Die Studenten in unseren Unis können aufhören, vom Reichwerden zu träumen, und sich mehr dem Studium widmen. Die Studienzeit kann verkürzt werden und dem Staat Millionen sparen, denn wir müssen ja nur noch Menschen ausbilden, deren Arbeit nicht viel mehr als 500 000 Franken im Jahr wert ist.

Die schlauen Ausländer würden wir im selben Zuge auch loswerden, denn die wollen ja alle nur reich werden. Die verhassten internationalen Banker müssten auch von dannen ziehen, wenn sie weiterhin so viel verdienen wollen.

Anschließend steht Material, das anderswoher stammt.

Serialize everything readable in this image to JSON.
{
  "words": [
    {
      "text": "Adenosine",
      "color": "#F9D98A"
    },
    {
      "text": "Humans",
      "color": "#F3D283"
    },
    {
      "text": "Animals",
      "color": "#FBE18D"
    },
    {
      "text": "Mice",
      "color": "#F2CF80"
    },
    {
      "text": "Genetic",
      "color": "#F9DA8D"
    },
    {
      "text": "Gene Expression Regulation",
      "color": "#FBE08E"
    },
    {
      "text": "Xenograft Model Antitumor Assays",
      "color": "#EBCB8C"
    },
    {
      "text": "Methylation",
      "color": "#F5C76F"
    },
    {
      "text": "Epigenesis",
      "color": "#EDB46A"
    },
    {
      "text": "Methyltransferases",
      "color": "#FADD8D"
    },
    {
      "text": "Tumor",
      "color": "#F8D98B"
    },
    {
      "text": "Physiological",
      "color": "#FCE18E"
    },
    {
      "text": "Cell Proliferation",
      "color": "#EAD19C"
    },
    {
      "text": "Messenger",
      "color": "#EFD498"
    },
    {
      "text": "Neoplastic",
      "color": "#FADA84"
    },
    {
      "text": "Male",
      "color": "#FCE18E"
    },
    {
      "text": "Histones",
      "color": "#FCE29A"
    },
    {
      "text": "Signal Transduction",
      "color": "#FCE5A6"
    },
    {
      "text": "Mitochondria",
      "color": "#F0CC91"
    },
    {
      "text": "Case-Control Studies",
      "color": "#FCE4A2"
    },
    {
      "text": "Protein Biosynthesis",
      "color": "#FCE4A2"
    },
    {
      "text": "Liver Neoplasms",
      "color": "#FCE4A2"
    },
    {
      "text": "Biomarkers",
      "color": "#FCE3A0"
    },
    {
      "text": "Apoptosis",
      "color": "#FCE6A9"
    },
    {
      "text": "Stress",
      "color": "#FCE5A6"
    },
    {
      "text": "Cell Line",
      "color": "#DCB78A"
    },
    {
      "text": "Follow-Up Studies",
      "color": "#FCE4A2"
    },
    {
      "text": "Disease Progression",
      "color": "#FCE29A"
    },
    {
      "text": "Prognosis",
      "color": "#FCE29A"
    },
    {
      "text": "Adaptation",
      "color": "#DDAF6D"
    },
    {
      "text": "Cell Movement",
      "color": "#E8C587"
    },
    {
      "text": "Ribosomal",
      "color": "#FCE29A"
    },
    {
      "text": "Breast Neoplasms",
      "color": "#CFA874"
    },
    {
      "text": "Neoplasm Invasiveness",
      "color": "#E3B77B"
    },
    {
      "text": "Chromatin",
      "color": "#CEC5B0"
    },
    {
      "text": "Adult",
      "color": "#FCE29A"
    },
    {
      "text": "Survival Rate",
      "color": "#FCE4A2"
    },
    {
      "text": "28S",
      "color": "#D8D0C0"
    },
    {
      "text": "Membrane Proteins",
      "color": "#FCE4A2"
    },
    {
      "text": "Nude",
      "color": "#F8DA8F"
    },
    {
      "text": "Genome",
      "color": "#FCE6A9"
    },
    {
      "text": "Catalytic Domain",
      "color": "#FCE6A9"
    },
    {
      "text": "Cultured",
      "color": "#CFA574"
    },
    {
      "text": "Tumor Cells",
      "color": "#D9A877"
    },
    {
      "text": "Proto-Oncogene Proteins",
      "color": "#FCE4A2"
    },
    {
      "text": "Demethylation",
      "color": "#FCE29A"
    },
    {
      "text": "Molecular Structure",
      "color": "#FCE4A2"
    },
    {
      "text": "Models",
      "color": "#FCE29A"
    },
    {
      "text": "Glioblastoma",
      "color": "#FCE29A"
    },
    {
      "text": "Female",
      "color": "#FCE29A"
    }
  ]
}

Die KMU-Besitzer müssten sich mehr Gewinn ausschütten, damit sie ihre Vermögenssteuer bezahlen können, aber daran würde der Staat auch wieder mit Millionen an Steuern profitieren.

Die Immobilienpreise werden purzeln, sodass sich auch die Jusos, mit etwas staatlicher Unterstützung natürlich, ein Haus kaufen könnten. Den Milliardenausfall bei der schon angeschlagenen AHV machen wir mit einer staatlichen Zwangslotterie wett, mit unbegrenztem Höchstgewinn, das funktioniert immer. Nur Vorteile, auf der ganzen Linie … Gott beschütze unsere schöne Schweiz.